The Holy Grail is an industry-wide consumer and business network that crosses operator lines while bypassing the phone network entirely. Thus, a VoIP call made in one company’s region to a phone in another company’s footprint — which today generally hops on and off the public switched telephone network (PSTN) — would be exclusively handled by the cable collective. While consumers will be able to use such a network, it clearly is intimately linked with the success of the industry in the small and medium-sized business sector.

A small step toward success was taken this week as Charter Business and Time Warner announced that they are interconnecting their Ethernet-based networks. The connectivity is aimed at business customers. It’s a bit unclear about if and when the service will extend to consumer customers of the two companies.

Interconnectivity is one piece of the puzzle. A parallel development to the advent of Ethernet connectivity and drives to interconnect networks — and one that also bodes well for the general attractiveness of the cable industry to businesses — is the arrival of version 3.0 of the Data Over Cable Service Interface Specification (DOCSIS 3.0). This Light Reading’s Cable Industry Insider looks at DOCSIS 3.0. The main takeaway is that it is a major play in the unending war between the cable and telephone industries, and that major rollouts of the technology will begin this year.

DOCSIS 3.0 is a potent platform. It offers enough capacity (160 Mbps upstream and 120 Mbps downstream) and has the quality of service (QoS) features necessary for IP video and other highly interactive convergence applications. The massive amount of bandwidth — particularly the great increase in upstream capacity — will make DOCSIS 3.0 a tool with which to attract small and medium-sized businesses, the story says.

Communications Technology suggests that the cable industry has made significant strides in serving the business market. The piece begins by tracing some of that progress. For instance, in November Cox Communications launched Cox Business Voice Manager, a system that the story says integrates desktop phones, PCs and wireless devices. Also in November, Comcast and Microsoft announced a service that would provide services to SMBs that formerly were appropriate only for businesses with IT staffs.

A third announcement was aimed at Time Warner Cable customers in New York and New Jersey. NYXPO is a business phone service with features specifically aimed at the SMB market. In general, the piece suggests an industry that is confident that it can serve the business market efficiently and less expensively than its telco competitors.

While the cable operators have an opportunity in the business sector, the path will not be easy. This analysis from the Gerson Lehrman Group says the big operators recognize that delivering Ethernet services to commercial customers is a good opportunity, but suggests that important structural steps must be taken to achieve success.

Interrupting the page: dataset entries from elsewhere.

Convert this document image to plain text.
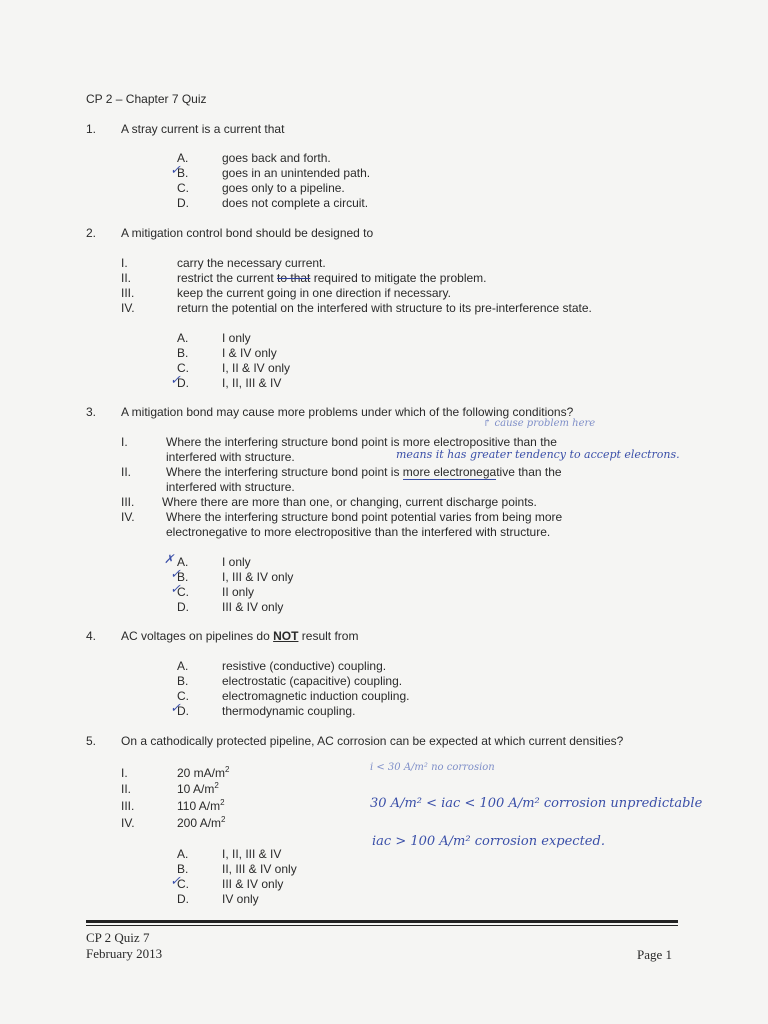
CP 2 – Chapter 7 Quiz
1. A stray current is a current that
A.	goes back and forth.
B.	goes in an unintended path.
C.	goes only to a pipeline.
D.	does not complete a circuit.
✓
2. A mitigation control bond should be designed to
I.	carry the necessary current.
II.	restrict the current to that required to mitigate the problem.
III.	keep the current going in one direction if necessary.
IV.	return the potential on the interfered with structure to its pre-interference state.
A.	I only
B.	I & IV only
C.	I, II & IV only
D.	I, II, III & IV
✓
3. A mitigation bond may cause more problems under which of the following conditions?
↱ cause problem here
I.	Where the interfering structure bond point is more electropositive than the
interfered with structure.	means it has greater tendency to accept electrons.
II.	Where the interfering structure bond point is more electronegative than the
interfered with structure.
III. Where there are more than one, or changing, current discharge points.
IV.	Where the interfering structure bond point potential varies from being more
electronegative to more electropositive than the interfered with structure.
A.	I only
B.	I, III & IV only
C.	II only
D.	III & IV only
✗
✓
✓
4. AC voltages on pipelines do NOT result from
A.	resistive (conductive) coupling.
B.	electrostatic (capacitive) coupling.
C.	electromagnetic induction coupling.
D.	thermodynamic coupling.
✓
5. On a cathodically protected pipeline, AC corrosion can be expected at which current densities?
I.	20 $mA/m^2$
II.	10 $A/m^2$
III.	110 $A/m^2$
IV.	200 $A/m^2$
i < 30 A/m² no corrosion
30 A/m² < iac < 100 A/m² corrosion unpredictable
iac > 100 A/m² corrosion expected.
A.	I, II, III & IV
B.	II, III & IV only
C.	III & IV only
D.	IV only
✓
CP 2 Quiz 7
February 2013	Page 1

The most important is that separate corporate entities must be created. The writer points to Cablevision’s Lightpath, which is well insulated from Cablevision’s consumer cable operation, as a good example of the type of organization that is necessary. He says these organizations must be allowed to evolve at their own pace while having access to operators’ fiber backbones. This simultaneous infrastructure sharing and corporate autonomy is tricky, the writer says, and internal turf wars must be avoided.